Nowhere, idiot, he told himself.
‘What were you doing in the woodshed?’ Tess demanded, as Adam left the yard, as they heard his engine firing up and heard his ancient Volvo drive away, with the spindles safely in the boot.
‘What do you mean?’
‘You and Mr Spindle, when you came back in here you both looked furtive. Why was his shirt untucked all round the back? Why have you got red marks all down your neck?’
‘Adam was reaching for the spindles and he had to stretch. So that’s how his shirt became untucked.’
‘Adam, is it now? What happened to Mr Lawley?’
‘I meant Mr Lawley, obviously.’ Cat frowned at Tess. ‘Barry had put the good stuff at the back, and Adam – Mr Lawley – had to climb over a pile of other things to get at them. I had to help him, and I grazed myself on those rough bits of planking Barry’s stacked against one wall.’
‘I reckon Mr Spindle was climbing over stuff to get at you.’
‘Well, that’s because you’ve got a dirty mind.’
‘Well, you’ve been doing dirty things.’ Tess shook her head. ‘Look at the state of you, as I expect your mum would say. Your lipstick’s been licked off. Your hair’s a right old mess, all tangled up and coming down. Your top looks like you’ve slept in it. So something rough’s been grazing you all right, but I don’t think it was a plank.’

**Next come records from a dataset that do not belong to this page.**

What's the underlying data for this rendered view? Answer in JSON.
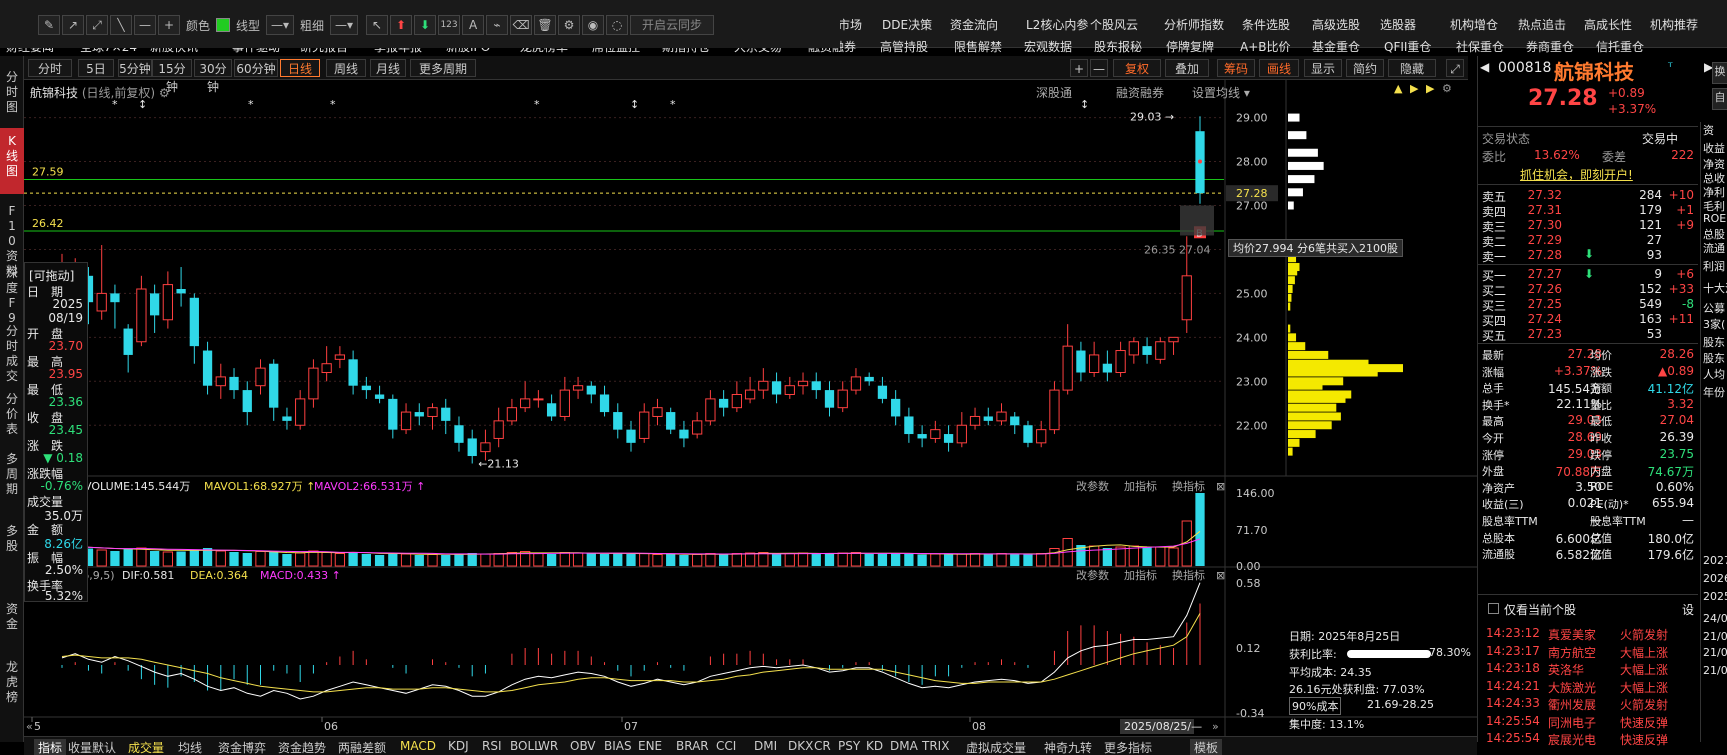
{
  "menu_row1": [
    "全景图",
    "市场",
    "DDE决策",
    "资金流向",
    "L2核心内参",
    "个股风云",
    "分析师指数",
    "条件选股",
    "高级选股",
    "选股器",
    "机构增仓",
    "热点追击",
    "高成长性",
    "机构推荐"
  ],
  "menu_row2": [
    "财经要闻",
    "全球7×24",
    "新股快讯",
    "事件驱动",
    "研究报告",
    "季报年报",
    "新股IPO",
    "龙虎榜单",
    "席位监控",
    "期指持仓",
    "大宗交易",
    "融资融券",
    "高管持股",
    "限售解禁",
    "宏观数据",
    "股东报秘",
    "停牌复牌",
    "A+B比价",
    "基金重仓",
    "QFII重仓",
    "社保重仓",
    "券商重仓",
    "信托重仓"
  ],
  "toolbar": {
    "color_label": "颜色",
    "color_value": "#22cc22",
    "linetype_label": "线型",
    "thickness_label": "粗细",
    "sync_label": "开启云同步",
    "num_label": "123"
  },
  "left_rail": [
    "分时图",
    "K线图",
    "F10资料",
    "深度F9",
    "分时成交",
    "分价表",
    "多周期",
    "多股",
    "资金",
    "龙虎榜"
  ],
  "periods": [
    "分时",
    "5日",
    "5分钟",
    "15分钟",
    "30分钟",
    "60分钟",
    "日线",
    "周线",
    "月线",
    "更多周期"
  ],
  "right_buttons": [
    "+",
    "—",
    "复权",
    "叠加",
    "筹码",
    "画线",
    "显示",
    "简约",
    "隐藏"
  ],
  "chart_title": "航锦科技",
  "chart_subtitle": "(日线,前复权)",
  "top_links": [
    "深股通",
    "融资融券",
    "设置均线"
  ],
  "price_axis": [
    "29.00",
    "28.00",
    "27.00",
    "26.00",
    "25.00",
    "24.00",
    "23.00",
    "22.00"
  ],
  "current_price_tag": "27.28",
  "hline_labels": {
    "upper": "27.59",
    "lower": "26.42"
  },
  "annotations": {
    "high": "29.03",
    "low": "21.13",
    "mid_label": "26.35 27.04"
  },
  "tooltip": "均价27.994 分6笔共买入2100股",
  "infobox": {
    "title": "[可拖动]",
    "date_label": "日　期",
    "date_year": "2025",
    "date_md": "08/19",
    "open_label": "开　盘",
    "open": "23.70",
    "high_label": "最　高",
    "high": "23.95",
    "low_label": "最　低",
    "low": "23.36",
    "close_label": "收　盘",
    "close": "23.45",
    "chg_label": "涨　跌",
    "chg": "▼ 0.18",
    "pct_label": "涨跌幅",
    "pct": "-0.76%",
    "vol_label": "成交量",
    "vol": "35.0万",
    "amt_label": "金　额",
    "amt": "8.26亿",
    "amp_label": "振　幅",
    "amp": "2.50%",
    "turn_label": "换手率",
    "turn": "5.32%"
  },
  "volume": {
    "title": "VOLUME:145.544万",
    "mavol1": "MAVOL1:68.927万",
    "mavol2": "MAVOL2:66.531万",
    "axis": [
      "146.00",
      "71.70",
      "0.00"
    ],
    "links": [
      "改参数",
      "加指标",
      "换指标"
    ]
  },
  "macd": {
    "title": "MACD(26,9,5)",
    "dif": "DIF:0.581",
    "dea": "DEA:0.364",
    "macd": "MACD:0.433",
    "axis": [
      "0.58",
      "0.12",
      "-0.34"
    ],
    "links": [
      "改参数",
      "加指标",
      "换指标"
    ]
  },
  "x_labels": [
    "5",
    "06",
    "07",
    "08",
    "2025/08/25/—"
  ],
  "chip_info": {
    "date": "日期: 2025年8月25日",
    "profit_label": "获利比率:",
    "profit": "78.30%",
    "avg_cost": "平均成本: 24.35",
    "profit_at": "26.16元处获利盘: 77.03%",
    "cost_select": "90%成本",
    "cost_range": "21.69-28.25",
    "concentration": "集中度: 13.1%"
  },
  "bottom_tabs": [
    "指标",
    "收量默认",
    "成交量",
    "均线",
    "资金博弈",
    "资金趋势",
    "两融差额",
    "MACD",
    "KDJ",
    "RSI",
    "BOLL",
    "WR",
    "OBV",
    "BIAS",
    "ENE",
    "BRAR",
    "CCI",
    "DMI",
    "DKX",
    "CR",
    "PSY",
    "KD",
    "DMA",
    "TRIX",
    "虚拟成交量",
    "神奇九转",
    "更多指标",
    "模板"
  ],
  "quote": {
    "code": "000818",
    "name": "航锦科技",
    "price": "27.28",
    "chg": "+0.89",
    "pct": "+3.37%",
    "status_label": "交易状态",
    "status": "交易中",
    "wb_label": "委比",
    "wb": "13.62%",
    "wc_label": "委差",
    "wc": "222",
    "ad": "抓住机会，即刻开户!",
    "asks": [
      {
        "label": "卖五",
        "price": "27.32",
        "vol": "284",
        "delta": "+10"
      },
      {
        "label": "卖四",
        "price": "27.31",
        "vol": "179",
        "delta": "+1"
      },
      {
        "label": "卖三",
        "price": "27.30",
        "vol": "121",
        "delta": "+9"
      },
      {
        "label": "卖二",
        "price": "27.29",
        "vol": "27",
        "delta": ""
      },
      {
        "label": "卖一",
        "price": "27.28",
        "vol": "93",
        "delta": ""
      }
    ],
    "bids": [
      {
        "label": "买一",
        "price": "27.27",
        "vol": "9",
        "delta": "+6"
      },
      {
        "label": "买二",
        "price": "27.26",
        "vol": "152",
        "delta": "+33"
      },
      {
        "label": "买三",
        "price": "27.25",
        "vol": "549",
        "delta": "-8"
      },
      {
        "label": "买四",
        "price": "27.24",
        "vol": "163",
        "delta": "+11"
      },
      {
        "label": "买五",
        "price": "27.23",
        "vol": "53",
        "delta": ""
      }
    ],
    "stats": [
      {
        "l1": "最新",
        "v1": "27.28",
        "c1": "red",
        "l2": "均价",
        "v2": "28.26",
        "c2": "red"
      },
      {
        "l1": "涨幅",
        "v1": "+3.37%",
        "c1": "red",
        "l2": "涨跌",
        "v2": "▲0.89",
        "c2": "red"
      },
      {
        "l1": "总手",
        "v1": "145.54万",
        "c1": "white",
        "l2": "金额",
        "v2": "41.12亿",
        "c2": "cyan"
      },
      {
        "l1": "换手*",
        "v1": "22.11%",
        "c1": "white",
        "l2": "量比",
        "v2": "3.32",
        "c2": "red"
      },
      {
        "l1": "最高",
        "v1": "29.03",
        "c1": "red",
        "l2": "最低",
        "v2": "27.04",
        "c2": "red"
      },
      {
        "l1": "今开",
        "v1": "28.69",
        "c1": "red",
        "l2": "昨收",
        "v2": "26.39",
        "c2": "white"
      },
      {
        "l1": "涨停",
        "v1": "29.03",
        "c1": "red",
        "l2": "跌停",
        "v2": "23.75",
        "c2": "green"
      },
      {
        "l1": "外盘",
        "v1": "70.88万",
        "c1": "red",
        "l2": "内盘",
        "v2": "74.67万",
        "c2": "green"
      },
      {
        "l1": "净资产",
        "v1": "3.50",
        "c1": "white",
        "l2": "ROE",
        "v2": "0.60%",
        "c2": "white"
      },
      {
        "l1": "收益(三)",
        "v1": "0.021",
        "c1": "white",
        "l2": "PE(动)*",
        "v2": "655.94",
        "c2": "white"
      },
      {
        "l1": "股息率TTM",
        "v1": "—",
        "c1": "white",
        "l2": "股息率TTM",
        "v2": "—",
        "c2": "white"
      },
      {
        "l1": "总股本",
        "v1": "6.600亿",
        "c1": "white",
        "l2": "总值",
        "v2": "180.0亿",
        "c2": "white"
      },
      {
        "l1": "流通股",
        "v1": "6.582亿",
        "c1": "white",
        "l2": "流值",
        "v2": "179.6亿",
        "c2": "white"
      }
    ],
    "filter_label": "仅看当前个股",
    "settings_label": "设",
    "news": [
      {
        "time": "14:23:12",
        "name": "真爱美家",
        "event": "火箭发射",
        "c": "red"
      },
      {
        "time": "14:23:17",
        "name": "南方航空",
        "event": "大幅上涨",
        "c": "red"
      },
      {
        "time": "14:23:18",
        "name": "英洛华",
        "event": "大幅上涨",
        "c": "red"
      },
      {
        "time": "14:24:21",
        "name": "大族激光",
        "event": "大幅上涨",
        "c": "red"
      },
      {
        "time": "14:24:33",
        "name": "衢州发展",
        "event": "火箭发射",
        "c": "red"
      },
      {
        "time": "14:25:54",
        "name": "同洲电子",
        "event": "快速反弹",
        "c": "red"
      },
      {
        "time": "14:25:54",
        "name": "宸展光电",
        "event": "快速反弹",
        "c": "red"
      }
    ],
    "edge_labels": [
      "资",
      "收益",
      "净资",
      "总收",
      "净利",
      "毛利",
      "ROE",
      "总股",
      "流通",
      "利润",
      "十大流",
      "公募",
      "3家(",
      "股东",
      "股东",
      "人均",
      "年份",
      "2027",
      "2026",
      "2025",
      "24/0",
      "21/0",
      "21/0",
      "21/0"
    ]
  },
  "chart_data": {
    "type": "candlestick",
    "y_range": [
      20.8,
      29.4
    ],
    "dates_label": [
      "06",
      "07",
      "08"
    ],
    "candles": [
      [
        24.6,
        25.6,
        25.9,
        24.1
      ],
      [
        25.1,
        25.7,
        25.8,
        24.8
      ],
      [
        25.4,
        24.8,
        25.6,
        24.3
      ],
      [
        24.6,
        25.0,
        26.1,
        24.4
      ],
      [
        25.0,
        24.8,
        25.2,
        24.2
      ],
      [
        24.2,
        23.6,
        24.3,
        23.2
      ],
      [
        23.9,
        25.1,
        25.4,
        23.8
      ],
      [
        25.0,
        24.5,
        25.2,
        24.1
      ],
      [
        24.4,
        25.2,
        25.5,
        24.2
      ],
      [
        25.1,
        25.0,
        25.6,
        24.7
      ],
      [
        24.9,
        23.8,
        25.0,
        23.4
      ],
      [
        23.7,
        22.9,
        23.9,
        22.7
      ],
      [
        22.9,
        23.1,
        23.4,
        22.6
      ],
      [
        23.1,
        22.8,
        23.3,
        22.6
      ],
      [
        22.8,
        22.3,
        23.0,
        22.0
      ],
      [
        22.9,
        23.3,
        23.5,
        22.7
      ],
      [
        23.4,
        22.4,
        23.5,
        22.1
      ],
      [
        22.2,
        22.1,
        22.4,
        21.9
      ],
      [
        22.0,
        22.6,
        22.8,
        21.9
      ],
      [
        22.6,
        23.3,
        23.5,
        22.4
      ],
      [
        23.2,
        23.4,
        23.8,
        23.0
      ],
      [
        23.5,
        23.6,
        23.8,
        23.3
      ],
      [
        23.5,
        22.9,
        23.7,
        22.7
      ],
      [
        22.9,
        22.8,
        23.1,
        22.6
      ],
      [
        22.7,
        22.6,
        22.9,
        22.5
      ],
      [
        22.6,
        21.9,
        22.7,
        21.7
      ],
      [
        21.9,
        22.3,
        22.5,
        21.8
      ],
      [
        22.3,
        22.2,
        22.5,
        22.0
      ],
      [
        22.2,
        22.4,
        22.5,
        21.9
      ],
      [
        22.4,
        22.1,
        22.6,
        21.8
      ],
      [
        22.0,
        21.6,
        22.2,
        21.4
      ],
      [
        21.7,
        21.3,
        21.9,
        21.13
      ],
      [
        21.4,
        21.6,
        21.9,
        21.2
      ],
      [
        21.7,
        22.1,
        22.4,
        21.5
      ],
      [
        22.1,
        22.4,
        22.6,
        22.0
      ],
      [
        22.4,
        22.6,
        23.0,
        22.3
      ],
      [
        22.6,
        22.6,
        22.8,
        22.4
      ],
      [
        22.5,
        22.2,
        22.7,
        22.1
      ],
      [
        22.2,
        22.8,
        23.1,
        22.1
      ],
      [
        22.8,
        22.9,
        23.1,
        22.6
      ],
      [
        22.9,
        22.7,
        23.0,
        22.5
      ],
      [
        22.7,
        22.3,
        22.9,
        22.2
      ],
      [
        22.3,
        21.9,
        22.5,
        21.7
      ],
      [
        21.9,
        21.6,
        22.1,
        21.4
      ],
      [
        21.7,
        22.3,
        22.5,
        21.6
      ],
      [
        22.2,
        22.4,
        22.6,
        22.0
      ],
      [
        22.3,
        21.9,
        22.4,
        21.8
      ],
      [
        21.9,
        21.7,
        22.1,
        21.5
      ],
      [
        21.8,
        22.1,
        22.3,
        21.7
      ],
      [
        22.1,
        22.6,
        22.8,
        22.0
      ],
      [
        22.6,
        22.4,
        22.8,
        22.2
      ],
      [
        22.4,
        22.7,
        23.0,
        22.3
      ],
      [
        22.6,
        22.8,
        23.1,
        22.5
      ],
      [
        22.8,
        23.0,
        23.3,
        22.6
      ],
      [
        23.0,
        22.7,
        23.2,
        22.5
      ],
      [
        22.7,
        22.9,
        23.1,
        22.6
      ],
      [
        22.9,
        23.0,
        23.2,
        22.7
      ],
      [
        23.0,
        22.8,
        23.2,
        22.6
      ],
      [
        22.8,
        22.4,
        23.0,
        22.2
      ],
      [
        22.4,
        22.8,
        23.0,
        22.3
      ],
      [
        22.8,
        23.1,
        23.3,
        22.7
      ],
      [
        23.1,
        23.0,
        23.2,
        22.9
      ],
      [
        22.9,
        22.6,
        23.1,
        22.5
      ],
      [
        22.6,
        22.2,
        22.8,
        22.0
      ],
      [
        22.2,
        21.8,
        22.4,
        21.6
      ],
      [
        21.8,
        21.7,
        22.0,
        21.5
      ],
      [
        21.7,
        21.9,
        22.1,
        21.6
      ],
      [
        21.8,
        21.6,
        22.0,
        21.4
      ],
      [
        21.6,
        22.0,
        22.3,
        21.5
      ],
      [
        22.0,
        22.2,
        22.4,
        21.9
      ],
      [
        22.2,
        22.1,
        22.4,
        22.0
      ],
      [
        22.1,
        22.3,
        22.5,
        22.0
      ],
      [
        22.2,
        22.0,
        22.3,
        21.8
      ],
      [
        22.0,
        21.6,
        22.1,
        21.5
      ],
      [
        21.6,
        21.9,
        22.1,
        21.5
      ],
      [
        21.9,
        22.8,
        23.0,
        21.8
      ],
      [
        22.8,
        23.8,
        24.3,
        22.7
      ],
      [
        23.7,
        23.2,
        23.9,
        23.0
      ],
      [
        23.2,
        23.6,
        23.9,
        23.1
      ],
      [
        23.4,
        23.2,
        23.7,
        23.0
      ],
      [
        23.2,
        23.7,
        23.9,
        23.1
      ],
      [
        23.6,
        23.9,
        24.0,
        23.4
      ],
      [
        23.8,
        23.6,
        24.0,
        23.4
      ],
      [
        23.5,
        23.9,
        24.0,
        23.4
      ],
      [
        23.9,
        24.0,
        24.0,
        23.6
      ],
      [
        24.4,
        25.4,
        26.3,
        24.1
      ],
      [
        28.69,
        27.28,
        29.03,
        27.04
      ]
    ],
    "volume": [
      38,
      40,
      35,
      32,
      30,
      34,
      36,
      30,
      28,
      29,
      33,
      36,
      30,
      28,
      26,
      29,
      28,
      24,
      26,
      30,
      27,
      25,
      28,
      24,
      22,
      26,
      24,
      22,
      23,
      22,
      25,
      26,
      24,
      25,
      27,
      29,
      26,
      24,
      27,
      26,
      25,
      24,
      26,
      24,
      25,
      23,
      24,
      22,
      23,
      25,
      24,
      25,
      26,
      27,
      24,
      25,
      26,
      24,
      25,
      26,
      27,
      24,
      25,
      26,
      24,
      23,
      24,
      23,
      24,
      25,
      24,
      25,
      23,
      24,
      25,
      35,
      55,
      42,
      40,
      36,
      38,
      40,
      37,
      38,
      36,
      90,
      146
    ],
    "chip_profile": [
      [
        29.0,
        10
      ],
      [
        28.6,
        16
      ],
      [
        28.2,
        26
      ],
      [
        27.9,
        31
      ],
      [
        27.6,
        23
      ],
      [
        27.3,
        13
      ],
      [
        27.0,
        5
      ],
      [
        26.1,
        3
      ],
      [
        25.9,
        4
      ],
      [
        25.8,
        7
      ],
      [
        25.6,
        10
      ],
      [
        25.5,
        8
      ],
      [
        25.3,
        6
      ],
      [
        25.1,
        4
      ],
      [
        24.9,
        3
      ],
      [
        24.7,
        2
      ],
      [
        24.2,
        2
      ],
      [
        24.0,
        7
      ],
      [
        23.8,
        15
      ],
      [
        23.6,
        35
      ],
      [
        23.4,
        70
      ],
      [
        23.3,
        100
      ],
      [
        23.2,
        78
      ],
      [
        23.0,
        48
      ],
      [
        22.9,
        30
      ],
      [
        22.7,
        55
      ],
      [
        22.6,
        50
      ],
      [
        22.4,
        42
      ],
      [
        22.2,
        46
      ],
      [
        22.0,
        38
      ],
      [
        21.8,
        24
      ],
      [
        21.6,
        10
      ],
      [
        21.4,
        4
      ]
    ],
    "macd_series": {
      "dif": [
        0.05,
        0.08,
        0.04,
        0.02,
        0.06,
        0.03,
        -0.01,
        -0.05,
        -0.08,
        -0.06,
        -0.1,
        -0.15,
        -0.18,
        -0.16,
        -0.2,
        -0.22,
        -0.18,
        -0.2,
        -0.24,
        -0.22,
        -0.18,
        -0.15,
        -0.12,
        -0.14,
        -0.16,
        -0.18,
        -0.2,
        -0.17,
        -0.14,
        -0.15,
        -0.18,
        -0.22,
        -0.22,
        -0.19,
        -0.14,
        -0.1,
        -0.08,
        -0.09,
        -0.07,
        -0.05,
        -0.06,
        -0.08,
        -0.12,
        -0.15,
        -0.13,
        -0.1,
        -0.12,
        -0.14,
        -0.12,
        -0.08,
        -0.06,
        -0.04,
        -0.02,
        -0.01,
        -0.02,
        -0.01,
        0.0,
        -0.02,
        -0.05,
        -0.04,
        -0.02,
        -0.02,
        -0.05,
        -0.09,
        -0.13,
        -0.16,
        -0.15,
        -0.16,
        -0.14,
        -0.12,
        -0.11,
        -0.1,
        -0.11,
        -0.13,
        -0.12,
        -0.05,
        0.05,
        0.1,
        0.13,
        0.14,
        0.16,
        0.18,
        0.18,
        0.19,
        0.2,
        0.35,
        0.581
      ],
      "dea": [
        0.06,
        0.07,
        0.06,
        0.05,
        0.05,
        0.05,
        0.04,
        0.02,
        0.0,
        -0.02,
        -0.04,
        -0.06,
        -0.09,
        -0.11,
        -0.13,
        -0.15,
        -0.16,
        -0.17,
        -0.18,
        -0.19,
        -0.19,
        -0.18,
        -0.17,
        -0.16,
        -0.16,
        -0.17,
        -0.17,
        -0.17,
        -0.16,
        -0.16,
        -0.17,
        -0.18,
        -0.19,
        -0.19,
        -0.18,
        -0.16,
        -0.14,
        -0.13,
        -0.12,
        -0.1,
        -0.09,
        -0.09,
        -0.1,
        -0.11,
        -0.11,
        -0.11,
        -0.11,
        -0.12,
        -0.12,
        -0.11,
        -0.1,
        -0.08,
        -0.07,
        -0.05,
        -0.04,
        -0.03,
        -0.02,
        -0.02,
        -0.03,
        -0.03,
        -0.03,
        -0.03,
        -0.03,
        -0.05,
        -0.07,
        -0.09,
        -0.11,
        -0.12,
        -0.13,
        -0.13,
        -0.12,
        -0.12,
        -0.12,
        -0.12,
        -0.12,
        -0.1,
        -0.07,
        -0.04,
        -0.01,
        0.02,
        0.05,
        0.08,
        0.1,
        0.12,
        0.14,
        0.2,
        0.364
      ]
    }
  }
}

‘You’ve finished, have you?’
‘No, there’s plenty more. When I said you needed to find yourself a man, I didn’t mean you had to get the old one back and also grab a spare.’ Tess looked hard at Cat. ‘You and Mr Spindle are playing dangerous games.’
‘I don’t know what you’re going on about.’ Cat realised her cotton top was rucked up at the back, so now she pulled it straight. Then she smoothed her hair back from her forehead and clipped it up again.
She glanced down at the diary.
‘You have an appointment with a Mr Walton at half past ten this morning,’ she told Tess. ‘He called to ask if we’d like half a dozen stripped pine doors with stained glass panels, which we would, and so I think you’d better get a move on before some other dealer beats you to it.’
‘You’ve clearly got it bad for Mr Spindle,’ Tess persisted as she fiddled with some ballpoints on Cat’s desk. ‘What will he be after next, I wonder? It’s just occurred to me that it’s quite interesting how he’s been to buy the sort of stuff which also sends a message, I mean subliminally.’
‘Whatever do you mean?’ asked Cat and snatched her ballpoints back.
‘Chimneys, spindles – think about it, phallic symbols, aren’t they? Mr Spindle’s obviously telling you he wants—’
‘Please could you go and psychoanalyse Mr Walton, Tess? If you don’t leave straight away, you’re going to be late, and Barry definitely wants those doors.’